Les allégations circulant en ligne selon lesquelles l'armée espagnole a été déployée pour empêcher les "migrants en situation irrégulière" de se livrer à des pillages le jour de la panne d'électricité sont également fausses.
Une vidéo YouTube présentée comme un reportage prétend à tort qu'une vague de migrants en situation irrégulière a pillé des supermarchés, des pharmacies et des petites entreprises dans des villes espagnoles, entraînant une réaction militaire.
Ces informations sont dénuées de tout fondement et le reportage rassemble des images d'archives et des vidéos générées par l'intelligence artificielle qui n'ont rien à voir entre elles.
Rien n'indique qu'il y ait eu des pillages à la suite de la panne d'électricité.
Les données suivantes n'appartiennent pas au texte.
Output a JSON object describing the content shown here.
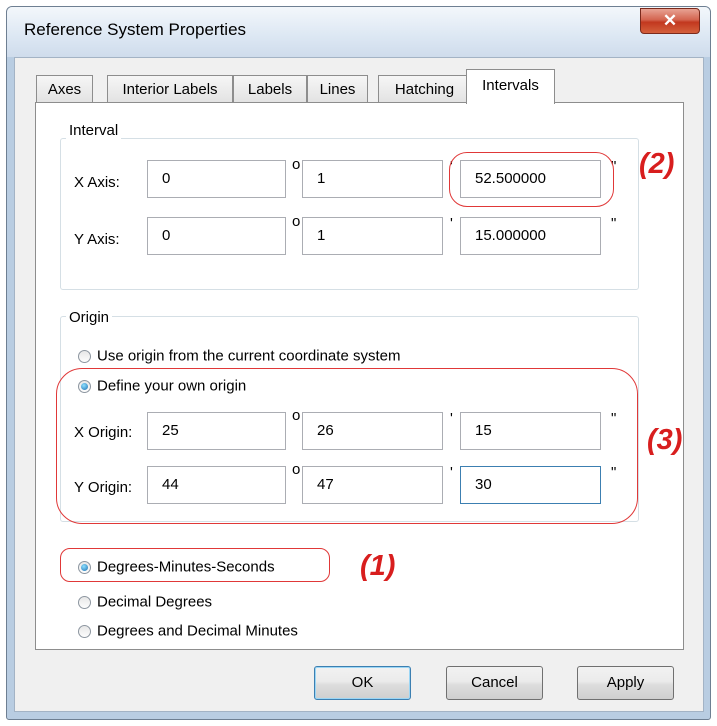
{
  "window": {
    "title": "Reference System Properties",
    "close_glyph": "✕"
  },
  "tabs": [
    {
      "label": "Axes"
    },
    {
      "label": "Interior Labels"
    },
    {
      "label": "Labels"
    },
    {
      "label": "Lines"
    },
    {
      "label": "Hatching"
    },
    {
      "label": "Intervals"
    }
  ],
  "active_tab": "Intervals",
  "interval": {
    "group_label": "Interval",
    "x": {
      "label": "X Axis:",
      "deg": "0",
      "min": "1",
      "sec": "52.500000"
    },
    "y": {
      "label": "Y Axis:",
      "deg": "0",
      "min": "1",
      "sec": "15.000000"
    }
  },
  "origin": {
    "group_label": "Origin",
    "use_current": "Use origin from the current coordinate system",
    "define_own": "Define your own origin",
    "selected": "define_own",
    "x": {
      "label": "X Origin:",
      "deg": "25",
      "min": "26",
      "sec": "15"
    },
    "y": {
      "label": "Y Origin:",
      "deg": "44",
      "min": "47",
      "sec": "30"
    }
  },
  "symbols": {
    "degree": "o",
    "minute": "'",
    "second": "\""
  },
  "format_options": [
    {
      "label": "Degrees-Minutes-Seconds",
      "checked": true
    },
    {
      "label": "Decimal Degrees",
      "checked": false
    },
    {
      "label": "Degrees and Decimal Minutes",
      "checked": false
    }
  ],
  "annotations": {
    "a1": "(1)",
    "a2": "(2)",
    "a3": "(3)"
  },
  "buttons": {
    "ok": "OK",
    "cancel": "Cancel",
    "apply": "Apply"
  },
  "colors": {
    "annotation": "#d81e1e",
    "focus_border": "#3c7fb1"
  }
}
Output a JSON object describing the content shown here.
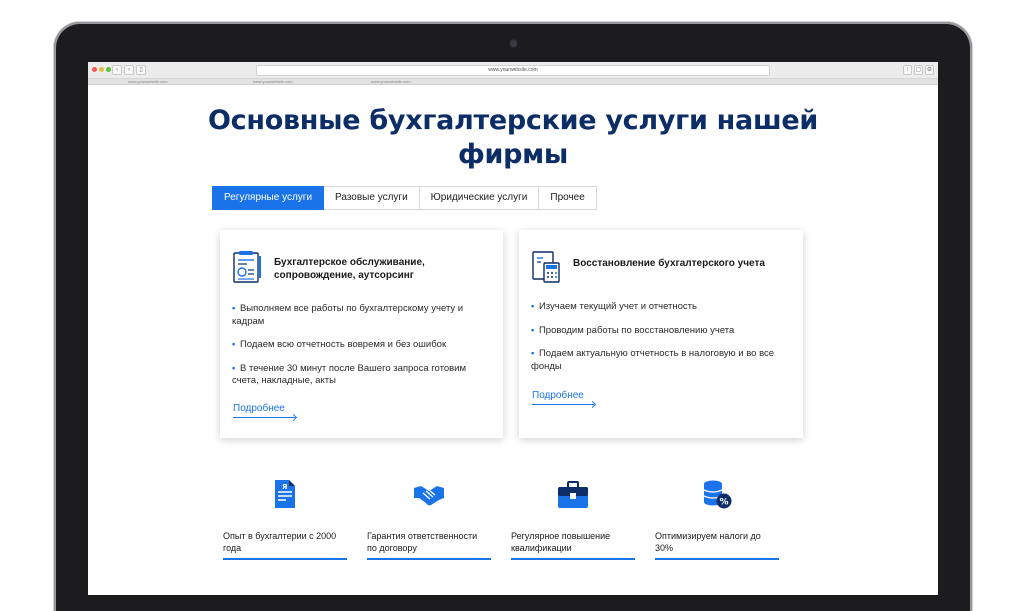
{
  "browser": {
    "url": "www.yourwebsite.com",
    "tabs": [
      "www.yourwebsite.com",
      "www.yourwebsite.com",
      "www.yourwebsite.com"
    ]
  },
  "page": {
    "title_line1": "Основные бухгалтерские услуги нашей",
    "title_line2": "фирмы"
  },
  "tabs": [
    {
      "label": "Регулярные услуги",
      "active": true
    },
    {
      "label": "Разовые услуги",
      "active": false
    },
    {
      "label": "Юридические услуги",
      "active": false
    },
    {
      "label": "Прочее",
      "active": false
    }
  ],
  "cards": [
    {
      "icon": "accounting-document-icon",
      "title_line1": "Бухгалтерское обслуживание,",
      "title_line2": "сопровождение, аутсорсинг",
      "items": [
        "Выполняем все работы по бухгалтерскому учету и кадрам",
        "Подаем всю отчетность вовремя и без ошибок",
        "В течение 30 минут после Вашего запроса готовим счета, накладные, акты"
      ],
      "more_label": "Подробнее"
    },
    {
      "icon": "calculator-document-icon",
      "title_line1": "Восстановление бухгалтерского учета",
      "items": [
        "Изучаем текущий учет и отчетность",
        "Проводим работы по восстановлению учета",
        "Подаем актуальную отчетность в налоговую и во все фонды"
      ],
      "more_label": "Подробнее"
    }
  ],
  "features": [
    {
      "icon": "certificate-document-icon",
      "line1": "Опыт в бухгалтерии с 2000",
      "line2": "года"
    },
    {
      "icon": "handshake-icon",
      "line1": "Гарантия ответственности",
      "line2": "по договору"
    },
    {
      "icon": "briefcase-icon",
      "line1": "Регулярное повышение",
      "line2": "квалификации"
    },
    {
      "icon": "coins-percent-icon",
      "line1": "Оптимизируем налоги до",
      "line2": "30%"
    }
  ],
  "colors": {
    "accent": "#1a73e8",
    "title": "#0c2d66"
  }
}
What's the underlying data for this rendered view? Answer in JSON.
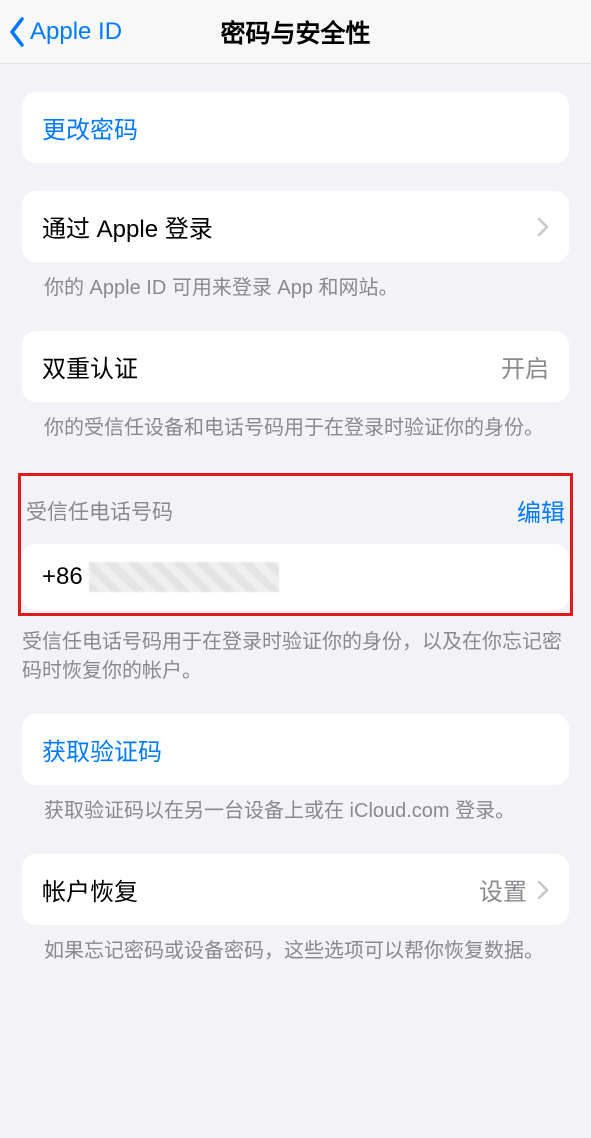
{
  "nav": {
    "back_label": "Apple ID",
    "title": "密码与安全性"
  },
  "change_password": {
    "label": "更改密码"
  },
  "sign_in_with_apple": {
    "label": "通过 Apple 登录",
    "footer": "你的 Apple ID 可用来登录 App 和网站。"
  },
  "two_factor": {
    "label": "双重认证",
    "value": "开启",
    "footer": "你的受信任设备和电话号码用于在登录时验证你的身份。"
  },
  "trusted_phone": {
    "header": "受信任电话号码",
    "edit": "编辑",
    "prefix": "+86",
    "footer": "受信任电话号码用于在登录时验证你的身份，以及在你忘记密码时恢复你的帐户。"
  },
  "get_code": {
    "label": "获取验证码",
    "footer": "获取验证码以在另一台设备上或在 iCloud.com 登录。"
  },
  "account_recovery": {
    "label": "帐户恢复",
    "value": "设置",
    "footer": "如果忘记密码或设备密码，这些选项可以帮你恢复数据。"
  }
}
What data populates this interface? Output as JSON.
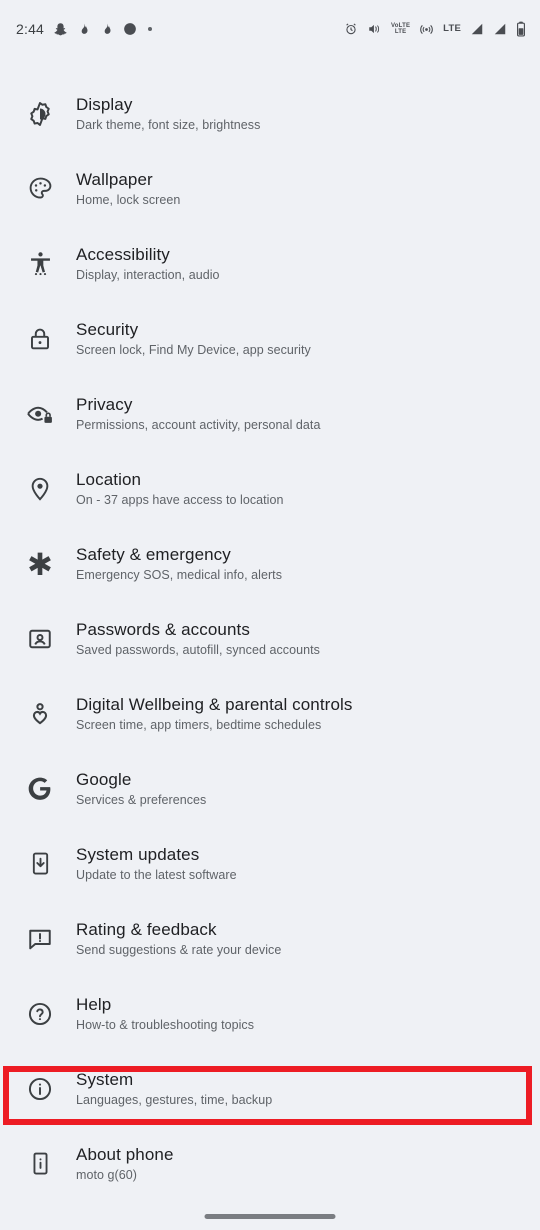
{
  "status_bar": {
    "time": "2:44",
    "left_icons": [
      {
        "name": "snapchat-notification-icon",
        "glyph": "snapchat"
      },
      {
        "name": "flame-notification-icon",
        "glyph": "flame"
      },
      {
        "name": "flame-notification-icon-2",
        "glyph": "flame"
      },
      {
        "name": "circle-notification-icon",
        "glyph": "circle"
      },
      {
        "name": "more-notifications-dot-icon",
        "glyph": "dot"
      }
    ],
    "right_icons": [
      {
        "name": "alarm-icon",
        "glyph": "alarm"
      },
      {
        "name": "vibrate-icon",
        "glyph": "vibrate"
      },
      {
        "name": "volte-icon",
        "label_top": "VoLTE",
        "label_bottom": "LTE"
      },
      {
        "name": "hotspot-icon",
        "glyph": "hotspot"
      },
      {
        "name": "lte-label-icon",
        "label": "LTE"
      },
      {
        "name": "signal-bars-sim1-icon",
        "glyph": "signal"
      },
      {
        "name": "signal-bars-sim2-icon",
        "glyph": "signal"
      },
      {
        "name": "battery-icon",
        "glyph": "battery"
      }
    ]
  },
  "colors": {
    "background": "#eff1f5",
    "title_text": "#202124",
    "subtitle_text": "#5f6368",
    "icon": "#3c4043",
    "highlight_border": "#ed1c24",
    "gesture_bar": "#7a7d82"
  },
  "settings": {
    "items": [
      {
        "icon": "brightness-icon",
        "title": "Display",
        "subtitle": "Dark theme, font size, brightness",
        "highlighted": false
      },
      {
        "icon": "palette-icon",
        "title": "Wallpaper",
        "subtitle": "Home, lock screen",
        "highlighted": false
      },
      {
        "icon": "accessibility-icon",
        "title": "Accessibility",
        "subtitle": "Display, interaction, audio",
        "highlighted": false
      },
      {
        "icon": "lock-icon",
        "title": "Security",
        "subtitle": "Screen lock, Find My Device, app security",
        "highlighted": false
      },
      {
        "icon": "eye-lock-icon",
        "title": "Privacy",
        "subtitle": "Permissions, account activity, personal data",
        "highlighted": false
      },
      {
        "icon": "location-pin-icon",
        "title": "Location",
        "subtitle": "On - 37 apps have access to location",
        "highlighted": false
      },
      {
        "icon": "asterisk-medical-icon",
        "title": "Safety & emergency",
        "subtitle": "Emergency SOS, medical info, alerts",
        "highlighted": false
      },
      {
        "icon": "account-card-icon",
        "title": "Passwords & accounts",
        "subtitle": "Saved passwords, autofill, synced accounts",
        "highlighted": false
      },
      {
        "icon": "wellbeing-person-icon",
        "title": "Digital Wellbeing & parental controls",
        "subtitle": "Screen time, app timers, bedtime schedules",
        "highlighted": false
      },
      {
        "icon": "google-g-icon",
        "title": "Google",
        "subtitle": "Services & preferences",
        "highlighted": false
      },
      {
        "icon": "phone-download-icon",
        "title": "System updates",
        "subtitle": "Update to the latest software",
        "highlighted": false
      },
      {
        "icon": "feedback-bubble-icon",
        "title": "Rating & feedback",
        "subtitle": "Send suggestions & rate your device",
        "highlighted": false
      },
      {
        "icon": "help-question-icon",
        "title": "Help",
        "subtitle": "How-to & troubleshooting topics",
        "highlighted": false
      },
      {
        "icon": "info-circle-icon",
        "title": "System",
        "subtitle": "Languages, gestures, time, backup",
        "highlighted": true
      },
      {
        "icon": "phone-info-icon",
        "title": "About phone",
        "subtitle": "moto g(60)",
        "highlighted": false
      }
    ]
  },
  "navigation": {
    "gesture_bar": "home-gesture-bar"
  }
}
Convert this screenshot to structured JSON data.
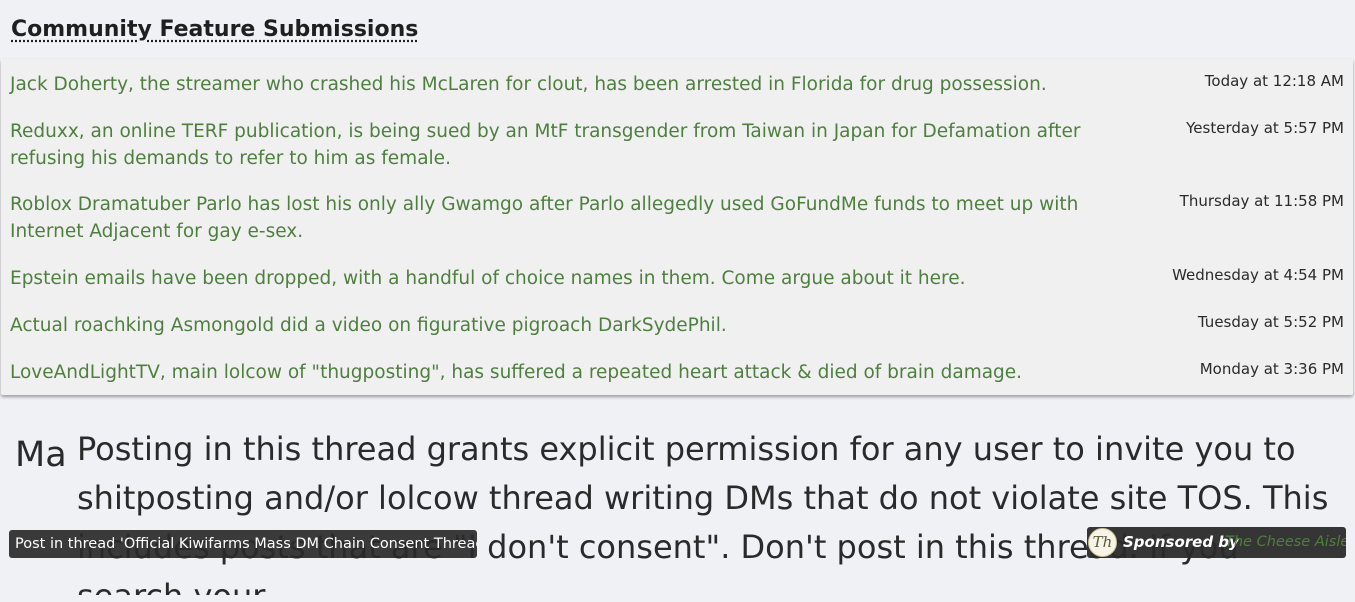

Le 29 avril au matin, le lendemain de la panne, le ministère espagnol de l'intérieur a déclaré que la nuit précédente avait été "calme" et qu'il n'y avait eu "aucun incident notable en matière de sécurité".
Aucune preuve de sabotage intentionnel
Il n'existe pas non plus de preuve pour étayer les affirmations virales selon lesquelles la panne serait le résultat d'un acte de sabotage.
Certains utilisateurs de réseaux sociaux ont suggéré - sans fournir aucune preuve - que les entreprises d'énergie nucléaire auraient pu provoquer intentionnellement la panne afin de montrer la fragilité du réseau et d'inciter le gouvernement espagnol à reconsidérer son projet d'abandon progressif de l'énergie nucléaire, qui est considérée comme ayant un impact stabilisateur sur les réseaux d'électricité.
Un message X partageant cette affirmation infondée a été vu plus de 250 000 fois.
D'autres théories circulant en ligne ont accusé la Russie, la France, le Maroc ou une organisation terroriste d'avoir commis un acte de sabotage intentionnel, sans qu'aucune preuve ne vienne étayer ces affirmations, comme l'a précédemment vérifié Euroverify.